Microsoft kicked off the Spark Summit in San Francisco with news of "an extensive commitment for Spark to power Microsoft's big data and analytics offerings, including Cortana Intelligence Suite, Power BI and Microsoft R Server."
Spark started as an open source project at the University of California, Berkeley AMPLab in 2009 and was given to the Apache Foundation in 2012. A company to further Spark development was formed called DataBricks.
Spark is a significant accelerator for Hadoop, the primary software used in big data analytics, because it does all of the work in memory. Hadoop ran primarily as a disk-based batch process, using a framework called MapReduce to execute a batch process, often overnight. You got your insight the next day. That’s why despite big data’s promise of real-time analytics, it often couldn't deliver.
+ Also on Network World: IT wants (but struggles) to operationalize big data +
Spark runs in memory and can speed up Hadoop by up to 100 times its traditional speed, thus making good on the promise of real-time analytics.
Microsoft launched Spark for Azure HDInsight as a public preview last July. As of now, the final version is available today as "a fully managed Spark service from Hortonworks that has been hardened for the enterprise and made simpler for you to use," according to the blog announcement for the news.
Other big data announcements
In addition to the Azure HDInsight news, there were a number of other big data-related announcements at the show and in the blog as well:
- R Server for HDInsight in the cloud powered by Spark, previously announced as public preview. R Server for HDInsight will be generally available in the summer. This will make Spark available both on premises and in the cloud. Code can be moved from on premises to the cloud with a few clicks.
- R Server for Hadoop on premises now powered by Spark. R Server for Hadoop will support both Microsoft R and native Spark execution frameworks available in June. Combining R Server with Spark gives users the ability to run R functions over thousands of Spark nodes, letting you train your models on data 1000 times larger and 100 times faster than was possible with open source R and nearly two times faster than Spark’s own MLLib.

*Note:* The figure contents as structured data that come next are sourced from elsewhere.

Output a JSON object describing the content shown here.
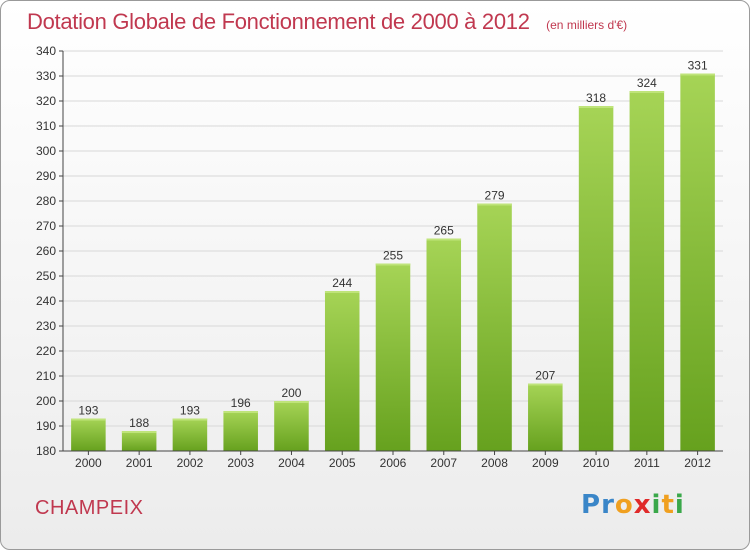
{
  "title": "Dotation Globale de Fonctionnement de 2000 à 2012",
  "subtitle": "(en milliers d'€)",
  "commune": "CHAMPEIX",
  "logo": {
    "letters": [
      "P",
      "r",
      "o",
      "x",
      "i",
      "t",
      "i"
    ],
    "colors": [
      "#3a86c8",
      "#3a86c8",
      "#f0a020",
      "#e02a2a",
      "#3aa84a",
      "#f0a020",
      "#3aa84a"
    ]
  },
  "colors": {
    "bar_top": "#a6d456",
    "bar_bottom": "#66a11e",
    "grid": "#d8d8d8",
    "axis": "#444444",
    "title": "#c0384f"
  },
  "chart_data": {
    "type": "bar",
    "categories": [
      "2000",
      "2001",
      "2002",
      "2003",
      "2004",
      "2005",
      "2006",
      "2007",
      "2008",
      "2009",
      "2010",
      "2011",
      "2012"
    ],
    "values": [
      193,
      188,
      193,
      196,
      200,
      244,
      255,
      265,
      279,
      207,
      318,
      324,
      331
    ],
    "ylim": [
      180,
      340
    ],
    "yticks": [
      180,
      190,
      200,
      210,
      220,
      230,
      240,
      250,
      260,
      270,
      280,
      290,
      300,
      310,
      320,
      330,
      340
    ],
    "grid": true,
    "data_labels": true
  }
}
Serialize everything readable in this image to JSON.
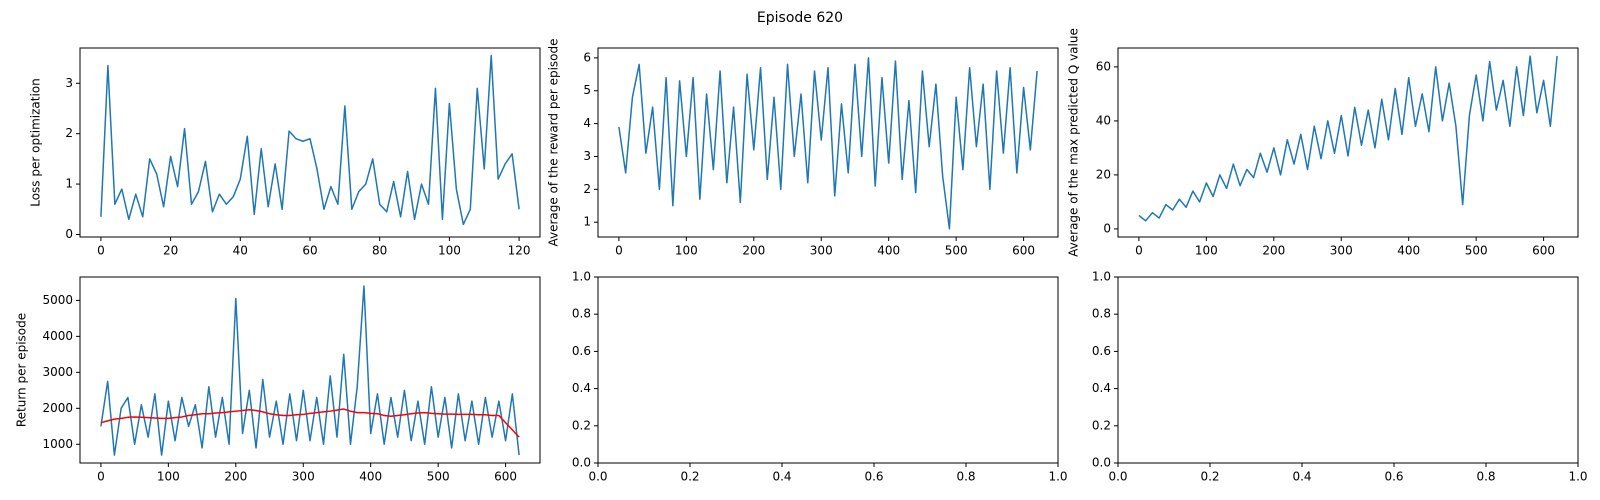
{
  "title": "Episode 620",
  "chart_data": [
    {
      "type": "line",
      "ylabel": "Loss per optimization",
      "x": [
        0,
        2,
        4,
        6,
        8,
        10,
        12,
        14,
        16,
        18,
        20,
        22,
        24,
        26,
        28,
        30,
        32,
        34,
        36,
        38,
        40,
        42,
        44,
        46,
        48,
        50,
        52,
        54,
        56,
        58,
        60,
        62,
        64,
        66,
        68,
        70,
        72,
        74,
        76,
        78,
        80,
        82,
        84,
        86,
        88,
        90,
        92,
        94,
        96,
        98,
        100,
        102,
        104,
        106,
        108,
        110,
        112,
        114,
        116,
        118,
        120
      ],
      "series": [
        {
          "color": "#1f77b4",
          "values": [
            0.35,
            3.35,
            0.6,
            0.9,
            0.3,
            0.8,
            0.35,
            1.5,
            1.2,
            0.55,
            1.55,
            0.95,
            2.1,
            0.6,
            0.85,
            1.45,
            0.45,
            0.8,
            0.6,
            0.75,
            1.1,
            1.95,
            0.4,
            1.7,
            0.55,
            1.4,
            0.5,
            2.05,
            1.9,
            1.85,
            1.9,
            1.3,
            0.5,
            0.95,
            0.6,
            2.55,
            0.5,
            0.85,
            1.0,
            1.5,
            0.6,
            0.45,
            1.05,
            0.35,
            1.25,
            0.3,
            1.0,
            0.6,
            2.9,
            0.3,
            2.6,
            0.9,
            0.2,
            0.5,
            2.9,
            1.3,
            3.55,
            1.1,
            1.4,
            1.6,
            0.5
          ]
        }
      ],
      "xlim": [
        -6,
        126
      ],
      "xticks": [
        0,
        20,
        40,
        60,
        80,
        100,
        120
      ],
      "ylim": [
        -0.05,
        3.7
      ],
      "yticks": [
        0,
        1,
        2,
        3
      ]
    },
    {
      "type": "line",
      "ylabel": "Average of the reward per episode",
      "x": [
        0,
        10,
        20,
        30,
        40,
        50,
        60,
        70,
        80,
        90,
        100,
        110,
        120,
        130,
        140,
        150,
        160,
        170,
        180,
        190,
        200,
        210,
        220,
        230,
        240,
        250,
        260,
        270,
        280,
        290,
        300,
        310,
        320,
        330,
        340,
        350,
        360,
        370,
        380,
        390,
        400,
        410,
        420,
        430,
        440,
        450,
        460,
        470,
        480,
        490,
        500,
        510,
        520,
        530,
        540,
        550,
        560,
        570,
        580,
        590,
        600,
        610,
        620
      ],
      "series": [
        {
          "color": "#1f77b4",
          "values": [
            3.9,
            2.5,
            4.8,
            5.8,
            3.1,
            4.5,
            2.0,
            5.4,
            1.5,
            5.3,
            3.0,
            5.4,
            1.7,
            4.9,
            2.6,
            5.6,
            2.2,
            4.5,
            1.6,
            5.5,
            3.2,
            5.7,
            2.3,
            4.8,
            2.0,
            5.8,
            3.0,
            4.9,
            2.2,
            5.6,
            3.5,
            5.7,
            1.8,
            4.6,
            2.5,
            5.8,
            3.0,
            6.0,
            2.1,
            5.4,
            2.8,
            5.9,
            2.3,
            4.7,
            1.9,
            5.6,
            3.3,
            5.2,
            2.4,
            0.8,
            4.8,
            2.6,
            5.7,
            3.3,
            5.2,
            2.0,
            5.6,
            3.1,
            5.7,
            2.5,
            5.1,
            3.2,
            5.6
          ]
        }
      ],
      "xlim": [
        -31,
        651
      ],
      "xticks": [
        0,
        100,
        200,
        300,
        400,
        500,
        600
      ],
      "ylim": [
        0.55,
        6.3
      ],
      "yticks": [
        1,
        2,
        3,
        4,
        5,
        6
      ]
    },
    {
      "type": "line",
      "ylabel": "Average of the max predicted Q value",
      "x": [
        0,
        10,
        20,
        30,
        40,
        50,
        60,
        70,
        80,
        90,
        100,
        110,
        120,
        130,
        140,
        150,
        160,
        170,
        180,
        190,
        200,
        210,
        220,
        230,
        240,
        250,
        260,
        270,
        280,
        290,
        300,
        310,
        320,
        330,
        340,
        350,
        360,
        370,
        380,
        390,
        400,
        410,
        420,
        430,
        440,
        450,
        460,
        470,
        480,
        490,
        500,
        510,
        520,
        530,
        540,
        550,
        560,
        570,
        580,
        590,
        600,
        610,
        620
      ],
      "series": [
        {
          "color": "#1f77b4",
          "values": [
            5,
            3,
            6,
            4,
            9,
            7,
            11,
            8,
            14,
            10,
            17,
            12,
            20,
            15,
            24,
            16,
            22,
            19,
            28,
            21,
            30,
            20,
            33,
            24,
            35,
            22,
            38,
            26,
            40,
            28,
            42,
            27,
            45,
            31,
            44,
            30,
            48,
            33,
            52,
            35,
            56,
            38,
            50,
            36,
            60,
            40,
            54,
            38,
            9,
            42,
            57,
            40,
            62,
            44,
            55,
            38,
            60,
            42,
            64,
            43,
            55,
            38,
            64
          ]
        }
      ],
      "xlim": [
        -31,
        651
      ],
      "xticks": [
        0,
        100,
        200,
        300,
        400,
        500,
        600
      ],
      "ylim": [
        -3,
        67
      ],
      "yticks": [
        0,
        20,
        40,
        60
      ]
    },
    {
      "type": "line",
      "ylabel": "Return per episode",
      "x": [
        0,
        10,
        20,
        30,
        40,
        50,
        60,
        70,
        80,
        90,
        100,
        110,
        120,
        130,
        140,
        150,
        160,
        170,
        180,
        190,
        200,
        210,
        220,
        230,
        240,
        250,
        260,
        270,
        280,
        290,
        300,
        310,
        320,
        330,
        340,
        350,
        360,
        370,
        380,
        390,
        400,
        410,
        420,
        430,
        440,
        450,
        460,
        470,
        480,
        490,
        500,
        510,
        520,
        530,
        540,
        550,
        560,
        570,
        580,
        590,
        600,
        610,
        620
      ],
      "series": [
        {
          "color": "#1f77b4",
          "values": [
            1500,
            2750,
            700,
            2000,
            2300,
            1000,
            2100,
            1200,
            2400,
            700,
            2200,
            1100,
            2300,
            1500,
            2100,
            900,
            2600,
            1200,
            2300,
            1000,
            5050,
            1300,
            2500,
            900,
            2800,
            1200,
            2200,
            1000,
            2400,
            1100,
            2500,
            1100,
            2300,
            1000,
            2900,
            1200,
            3500,
            1000,
            2600,
            5400,
            1300,
            2400,
            1000,
            2300,
            1200,
            2500,
            1100,
            2200,
            1000,
            2600,
            1200,
            2300,
            900,
            2400,
            1100,
            2200,
            1000,
            2300,
            1200,
            2200,
            1100,
            2400,
            700
          ]
        },
        {
          "color": "red",
          "values": [
            1600,
            1650,
            1700,
            1720,
            1750,
            1760,
            1750,
            1740,
            1730,
            1720,
            1720,
            1740,
            1760,
            1800,
            1820,
            1850,
            1850,
            1870,
            1880,
            1900,
            1920,
            1940,
            1960,
            1940,
            1900,
            1850,
            1820,
            1800,
            1800,
            1820,
            1830,
            1860,
            1880,
            1900,
            1920,
            1950,
            1980,
            1920,
            1880,
            1880,
            1860,
            1850,
            1800,
            1780,
            1800,
            1820,
            1850,
            1870,
            1880,
            1860,
            1850,
            1840,
            1840,
            1830,
            1830,
            1830,
            1820,
            1820,
            1800,
            1800,
            1600,
            1400,
            1200
          ]
        }
      ],
      "xlim": [
        -31,
        651
      ],
      "xticks": [
        0,
        100,
        200,
        300,
        400,
        500,
        600
      ],
      "ylim": [
        480,
        5650
      ],
      "yticks": [
        1000,
        2000,
        3000,
        4000,
        5000
      ]
    },
    {
      "type": "line",
      "xlim": [
        0,
        1
      ],
      "xticks": [
        {
          "value": 0,
          "label": "0.0"
        },
        {
          "value": 0.2,
          "label": "0.2"
        },
        {
          "value": 0.4,
          "label": "0.4"
        },
        {
          "value": 0.6,
          "label": "0.6"
        },
        {
          "value": 0.8,
          "label": "0.8"
        },
        {
          "value": 1,
          "label": "1.0"
        }
      ],
      "ylim": [
        0,
        1
      ],
      "yticks": [
        {
          "value": 0,
          "label": "0.0"
        },
        {
          "value": 0.2,
          "label": "0.2"
        },
        {
          "value": 0.4,
          "label": "0.4"
        },
        {
          "value": 0.6,
          "label": "0.6"
        },
        {
          "value": 0.8,
          "label": "0.8"
        },
        {
          "value": 1,
          "label": "1.0"
        }
      ]
    },
    {
      "type": "line",
      "xlim": [
        0,
        1
      ],
      "xticks": [
        {
          "value": 0,
          "label": "0.0"
        },
        {
          "value": 0.2,
          "label": "0.2"
        },
        {
          "value": 0.4,
          "label": "0.4"
        },
        {
          "value": 0.6,
          "label": "0.6"
        },
        {
          "value": 0.8,
          "label": "0.8"
        },
        {
          "value": 1,
          "label": "1.0"
        }
      ],
      "ylim": [
        0,
        1
      ],
      "yticks": [
        {
          "value": 0,
          "label": "0.0"
        },
        {
          "value": 0.2,
          "label": "0.2"
        },
        {
          "value": 0.4,
          "label": "0.4"
        },
        {
          "value": 0.6,
          "label": "0.6"
        },
        {
          "value": 0.8,
          "label": "0.8"
        },
        {
          "value": 1,
          "label": "1.0"
        }
      ]
    }
  ]
}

- Power BI support for Spark Streaming, previously announced with Power BI General Availability. Spark support in Power BI is now expanded with new support for Spark Streaming scenarios. This allows you to publish real-time events from Spark Streaming directly into one of the fastest-growing visualization tools in the market today.
- Free R Client for Data Scientists. Microsoft introduced R Client, a new, freely available tool for data scientists to build high-performance analytics using R. R Client allows you to use any of the open source R functions to analyze the data present on your local workstation, and it will allow for analysis of remote big data. It can perform analytics on any Microsoft R Server, such as SQL Server R Services, R Server for Hadoop and HD Insight with Spark.